Marco zero A decisão da Segunda Turma do STF de anular a condenação imposta por Sergio Moro ao ex-presidente do Banco do Brasil Aldemir Bendine surpreendeu até entusiastas de um freio de arrumação nos métodos da Lava Jato. Em temperatura e pressão normais, analisa um ministro do Supremo, a argumentação do habeas corpus teria dificuldade de prosperar. O veredito, portanto, deve ser lido como o sinal mais enfático de que o ambiente na corte mudou sob impacto da chamada Vaza Jato.

Terceiro elemento O voto de Cármen Lúcia a favor de Bendine causou impacto entre integrantes do STF. Como o caso foi apreciado na ausência de Celso de Mello, a aposta era a de que, se o réu conseguisse a anulação da sentença, seria por benefício de um empate por dois a dois, com a ministra votando contra, alinhada a Edson Fachin.

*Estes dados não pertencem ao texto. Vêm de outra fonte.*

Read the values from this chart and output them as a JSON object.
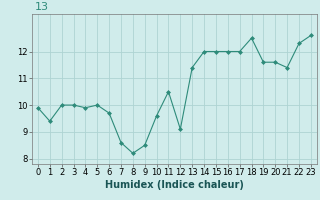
{
  "x": [
    0,
    1,
    2,
    3,
    4,
    5,
    6,
    7,
    8,
    9,
    10,
    11,
    12,
    13,
    14,
    15,
    16,
    17,
    18,
    19,
    20,
    21,
    22,
    23
  ],
  "y": [
    9.9,
    9.4,
    10.0,
    10.0,
    9.9,
    10.0,
    9.7,
    8.6,
    8.2,
    8.5,
    9.6,
    10.5,
    9.1,
    11.4,
    12.0,
    12.0,
    12.0,
    12.0,
    12.5,
    11.6,
    11.6,
    11.4,
    12.3,
    12.6
  ],
  "line_color": "#2e8b7a",
  "marker": "D",
  "marker_size": 2,
  "bg_color": "#d0eceb",
  "grid_color": "#aed4d3",
  "xlabel": "Humidex (Indice chaleur)",
  "ylim": [
    7.8,
    13.4
  ],
  "xlim": [
    -0.5,
    23.5
  ],
  "yticks": [
    8,
    9,
    10,
    11,
    12
  ],
  "xticks": [
    0,
    1,
    2,
    3,
    4,
    5,
    6,
    7,
    8,
    9,
    10,
    11,
    12,
    13,
    14,
    15,
    16,
    17,
    18,
    19,
    20,
    21,
    22,
    23
  ],
  "title": "13",
  "title_color": "#2e8b7a",
  "title_fontsize": 8,
  "xlabel_fontsize": 7,
  "tick_fontsize": 6
}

Pegou Colegas de Cármen Lúcia, porém, dizem que ela anda “reflexiva” e que parece ter se convencido de que, de fato, em alguns momentos, a omissão do Supremo abriu brechas para abusos.

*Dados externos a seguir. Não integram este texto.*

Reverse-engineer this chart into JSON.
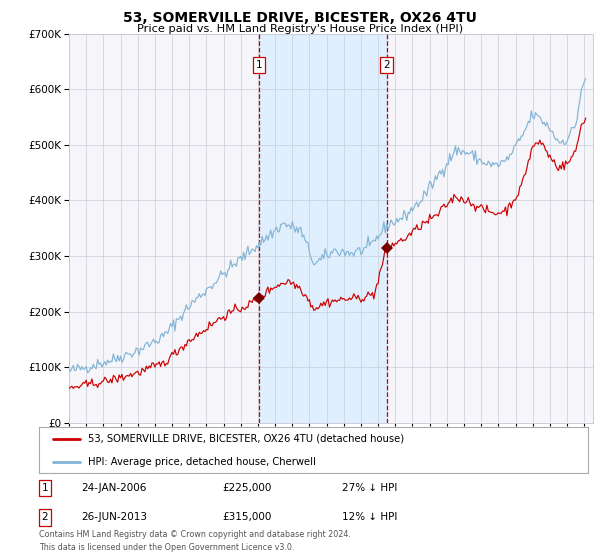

Nem no luto Essa narrativa foi fartamente explorada pelo ministro Gilmar Mendes durante o julgamento de Bendine. O caso foi à Turma no mesmo dia em que o Uol, do Grupo Folha, e o The Intercept relataram que procuradores reagiram com ironia e teorias da conspiração às mortes da mulher e do irmão de Lula.

Sete palmos  Na sessão, Mendes criticou duramente os diálogos obtidos pelo The Intercept. Disse que eram reveladores de “gente sem sensibilidade moral, com uma mente muito obscura, soturna”.

Forcinha A vitória obtida por Deltan Dallagnol no Conselho Nacional do Ministério Público foi creditada a uma mudança de posição da procuradora-geral, Raquel Dodge, e do conselheiro Sebastião Caixeta. Com o apoio deles, o CNMP enterrou a possibilidade de reavaliar queixa da senadora Katia Abreu (PDT-TO) contra o procurador.

De onde não se espera A guinada de Dodge, que ora critica, ora apoia os procuradores, foi ironizada por aliados que tratam sua inconstância como sintoma de “dilema militante”.